Viviamo sospesi in questi giorni, in attesa di non sappiamo bene cosa, iniziamo a capire che non sarà breve questa vita nuova.

C’è un paradosso evidente.

Da una parte la paura, la morte, la paura, un futuro incerto, la solitudine, il lavoro che non ha più la sicurezza di poche settimane prima e mille altre conseguenze di cui piano piano prendiamo coscienza.

Dall’altra parta la perversa sensazione che questa interruzione era inevitabile e forse anche necessaria. Un’incredibile situazione che mette in pausa, in poche settimane, un intero pianeta. Un mondo che correva e correva, senza il tempo di capire verso cosa e perché. Non è un caso che è proprio quella parte di mondo che andava più veloce ad essere la più colpita.

Ci siamo dentro tutti.

Questioni che ci sembravano fondamentali fino a pochi giorni fa, ora assumono la rilevanza di un filo d’erba in un prato. Al contrario gesti d’abitudine, come dare la mano ad un conoscente o abbracciare una persona cara, ora invece si rivelano tanto vitali quanto impossibili. Persone alle quali non degnavamo uno sguardo, passando in fretta dalla cassa di un supermercato, ora ricevono un grazie di cuore per il servizio che ci stanno offrendo. Avremmo voglia di invitare a cena per un intero mese il corriere che ci porta un pacco con il fondamentale accessorio informatico, senza il quale ci sentiremo ormai persi. Chiamiamo persone che non sentivamo più. Ci preoccupiamo anche degli altri.

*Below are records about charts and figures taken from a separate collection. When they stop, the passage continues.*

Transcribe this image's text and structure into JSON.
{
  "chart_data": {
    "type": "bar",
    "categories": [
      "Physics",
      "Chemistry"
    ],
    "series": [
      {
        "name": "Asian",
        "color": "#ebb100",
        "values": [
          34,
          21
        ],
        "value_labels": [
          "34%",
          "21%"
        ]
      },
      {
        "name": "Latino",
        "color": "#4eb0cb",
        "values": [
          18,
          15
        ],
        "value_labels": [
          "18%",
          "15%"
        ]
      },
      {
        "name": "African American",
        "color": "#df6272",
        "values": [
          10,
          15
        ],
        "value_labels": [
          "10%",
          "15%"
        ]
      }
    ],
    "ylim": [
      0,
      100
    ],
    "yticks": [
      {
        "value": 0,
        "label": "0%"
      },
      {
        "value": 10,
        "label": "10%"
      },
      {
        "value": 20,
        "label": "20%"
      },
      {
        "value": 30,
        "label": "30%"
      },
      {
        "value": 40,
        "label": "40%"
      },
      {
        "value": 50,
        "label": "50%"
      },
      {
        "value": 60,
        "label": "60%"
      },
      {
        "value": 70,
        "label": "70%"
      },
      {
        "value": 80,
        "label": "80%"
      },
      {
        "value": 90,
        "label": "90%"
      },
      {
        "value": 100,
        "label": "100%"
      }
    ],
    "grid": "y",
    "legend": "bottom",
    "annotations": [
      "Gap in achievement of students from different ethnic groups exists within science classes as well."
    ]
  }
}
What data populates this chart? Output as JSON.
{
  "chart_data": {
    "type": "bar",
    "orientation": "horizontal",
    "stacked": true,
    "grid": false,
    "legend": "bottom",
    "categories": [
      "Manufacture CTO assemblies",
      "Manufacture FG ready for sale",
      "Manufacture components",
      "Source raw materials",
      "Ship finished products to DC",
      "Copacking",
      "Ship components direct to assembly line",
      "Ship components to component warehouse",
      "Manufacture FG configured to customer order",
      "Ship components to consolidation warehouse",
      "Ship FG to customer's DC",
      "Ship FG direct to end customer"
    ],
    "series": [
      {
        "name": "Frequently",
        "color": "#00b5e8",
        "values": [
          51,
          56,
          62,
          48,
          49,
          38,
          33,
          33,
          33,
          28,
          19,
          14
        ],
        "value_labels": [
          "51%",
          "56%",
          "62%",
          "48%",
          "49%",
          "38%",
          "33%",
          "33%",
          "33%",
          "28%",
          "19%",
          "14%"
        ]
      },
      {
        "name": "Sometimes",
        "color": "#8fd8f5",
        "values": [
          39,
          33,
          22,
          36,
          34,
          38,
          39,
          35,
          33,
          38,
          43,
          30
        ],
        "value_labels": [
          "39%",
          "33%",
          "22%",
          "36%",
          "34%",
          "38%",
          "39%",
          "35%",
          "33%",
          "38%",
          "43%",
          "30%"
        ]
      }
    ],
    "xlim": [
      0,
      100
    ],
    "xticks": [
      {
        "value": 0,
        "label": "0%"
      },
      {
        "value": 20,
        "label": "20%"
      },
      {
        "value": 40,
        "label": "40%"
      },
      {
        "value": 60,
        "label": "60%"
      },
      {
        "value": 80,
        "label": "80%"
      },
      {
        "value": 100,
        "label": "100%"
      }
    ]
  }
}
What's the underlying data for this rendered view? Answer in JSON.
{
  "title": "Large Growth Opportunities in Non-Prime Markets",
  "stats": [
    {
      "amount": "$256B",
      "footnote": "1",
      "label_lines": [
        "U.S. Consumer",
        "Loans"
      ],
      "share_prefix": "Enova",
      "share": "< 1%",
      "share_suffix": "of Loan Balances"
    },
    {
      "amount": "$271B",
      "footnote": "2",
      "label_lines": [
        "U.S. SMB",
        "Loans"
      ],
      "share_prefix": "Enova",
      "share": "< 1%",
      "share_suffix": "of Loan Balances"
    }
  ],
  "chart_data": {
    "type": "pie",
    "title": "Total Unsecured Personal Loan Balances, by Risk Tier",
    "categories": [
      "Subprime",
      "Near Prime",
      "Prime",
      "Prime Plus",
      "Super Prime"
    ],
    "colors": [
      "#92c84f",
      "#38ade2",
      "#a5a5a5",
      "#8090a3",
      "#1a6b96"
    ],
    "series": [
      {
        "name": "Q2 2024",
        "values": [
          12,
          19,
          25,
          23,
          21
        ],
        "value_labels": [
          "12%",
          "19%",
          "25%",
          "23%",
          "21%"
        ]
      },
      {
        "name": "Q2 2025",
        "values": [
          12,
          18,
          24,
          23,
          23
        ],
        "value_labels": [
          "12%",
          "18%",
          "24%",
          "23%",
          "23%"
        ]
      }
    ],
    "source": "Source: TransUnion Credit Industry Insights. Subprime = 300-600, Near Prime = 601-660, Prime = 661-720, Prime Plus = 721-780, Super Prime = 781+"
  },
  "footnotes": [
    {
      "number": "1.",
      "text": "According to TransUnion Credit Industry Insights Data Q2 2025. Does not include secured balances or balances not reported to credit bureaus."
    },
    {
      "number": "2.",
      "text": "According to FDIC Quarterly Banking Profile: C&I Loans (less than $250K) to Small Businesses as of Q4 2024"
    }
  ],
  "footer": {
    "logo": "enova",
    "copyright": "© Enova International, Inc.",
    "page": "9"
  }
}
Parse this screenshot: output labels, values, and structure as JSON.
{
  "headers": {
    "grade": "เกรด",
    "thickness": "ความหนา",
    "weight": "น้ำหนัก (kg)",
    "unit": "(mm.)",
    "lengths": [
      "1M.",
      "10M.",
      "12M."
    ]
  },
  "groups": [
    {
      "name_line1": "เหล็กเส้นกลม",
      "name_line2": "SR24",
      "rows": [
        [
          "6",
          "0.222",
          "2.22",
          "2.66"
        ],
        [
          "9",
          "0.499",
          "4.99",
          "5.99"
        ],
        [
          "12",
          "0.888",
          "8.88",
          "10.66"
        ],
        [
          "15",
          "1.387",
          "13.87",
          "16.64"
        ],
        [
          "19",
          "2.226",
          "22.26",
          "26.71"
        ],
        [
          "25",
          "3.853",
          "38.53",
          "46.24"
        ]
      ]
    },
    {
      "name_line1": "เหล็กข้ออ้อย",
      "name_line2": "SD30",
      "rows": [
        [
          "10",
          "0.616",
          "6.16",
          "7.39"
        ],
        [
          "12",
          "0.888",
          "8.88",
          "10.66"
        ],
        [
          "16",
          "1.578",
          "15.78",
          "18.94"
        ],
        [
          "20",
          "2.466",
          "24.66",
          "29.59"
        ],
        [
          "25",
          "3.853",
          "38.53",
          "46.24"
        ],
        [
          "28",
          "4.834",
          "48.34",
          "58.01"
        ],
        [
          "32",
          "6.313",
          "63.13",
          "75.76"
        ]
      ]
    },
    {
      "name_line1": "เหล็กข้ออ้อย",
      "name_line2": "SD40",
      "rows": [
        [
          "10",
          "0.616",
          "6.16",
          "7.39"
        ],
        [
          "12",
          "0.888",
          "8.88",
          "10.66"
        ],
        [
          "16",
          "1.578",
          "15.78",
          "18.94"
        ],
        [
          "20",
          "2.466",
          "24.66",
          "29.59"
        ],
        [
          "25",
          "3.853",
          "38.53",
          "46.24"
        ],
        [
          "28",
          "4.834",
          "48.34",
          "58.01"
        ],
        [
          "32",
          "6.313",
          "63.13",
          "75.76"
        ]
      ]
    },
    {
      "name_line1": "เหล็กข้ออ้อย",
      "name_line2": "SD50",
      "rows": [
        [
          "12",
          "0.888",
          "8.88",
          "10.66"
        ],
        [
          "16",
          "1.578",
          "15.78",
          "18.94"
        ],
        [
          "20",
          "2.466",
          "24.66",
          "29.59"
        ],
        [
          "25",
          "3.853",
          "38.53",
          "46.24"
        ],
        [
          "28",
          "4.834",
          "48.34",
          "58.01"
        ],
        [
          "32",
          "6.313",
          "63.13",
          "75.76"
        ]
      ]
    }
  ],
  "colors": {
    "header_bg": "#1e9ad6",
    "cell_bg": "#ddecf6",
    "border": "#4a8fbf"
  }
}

Non siamo diventati più buoni ma la buona notizia è che non siamo ancora barbari. Non ancora. E qui c’è il bivio: non diventiamolo.

Tratteniamo il respiro (non sarà il caso che è proprio il respiro che contagia e si ammala) e cerchiamo non solo di uscirne ma di farlo bene. Quanto ci sta attorno, chi si prodiga per evitare il peggio, sta mostrando quasi ovunque il lato migliore del pianeta, a volte inaspettato. Chi si occuperà del dopo, noi tutti, dovremo fare altrettanto, anche solo per riconoscenza. Il filo sarà sottile tra un pericoloso fallimento generale e una possibile rinascita. Sia chiaro, sarà durissima: conteremo i morti, calcoleremo i danni, ci leccheremo le ferite, ma dovremo far pendere la bilancia verso il piatto giusto.

Altrimenti le barbarie.

E il nostro mestiere? Le nostre case? Le città? Vederle vuote, dal vivo o anche solo in immagini, fa un effetto strano. Sono molto più forti di noi, riescono in alcuni casi a essere più belle, ma se già lo sono; oppure drammaticamente brutte se svuotate delle persone che nascondevano la realtà. In un caso o nell’altro torneremo a viverle con occhi nuovi come, con occhi nuovi, vediamo ora i nostri spazi domestici, dentro i quali siamo costretti a vivere ininterrottamente nelle ultime settimane. Immaginiamo cosa vorremo cambiare e cosa ci manca. In questo periodo pensiamo molto anche a piccole, ma non futili, cose. Una finestra ben posizionata sul paesaggio; un balcone che non usavamo, il metallo invecchiato sul quale la mano appoggia e che riceve storie. Tutto ha un gusto diverso. E il nostro mestiere dovrà imparare dalle ferite e smettere di concentrarsi sull’estetica estemporanea.

I cambiamenti dovranno esserci e dovranno essere lenti perché se qualcosa avremo imparato da questo dramma è proprio la necessità della lentezza come guida al miglioramento.  Profondo.

L’augurio è questo: un cambiamento radicale dove saranno soprattutto le nuove generazioni, a cui il destino ha giustamente risparmiato qualcosa in questo periodo, a prendere coscienza dell’esperienza  e tradurla in qualcosa di bello.

Auguri, giovane mondo, inizia a guardare avanti.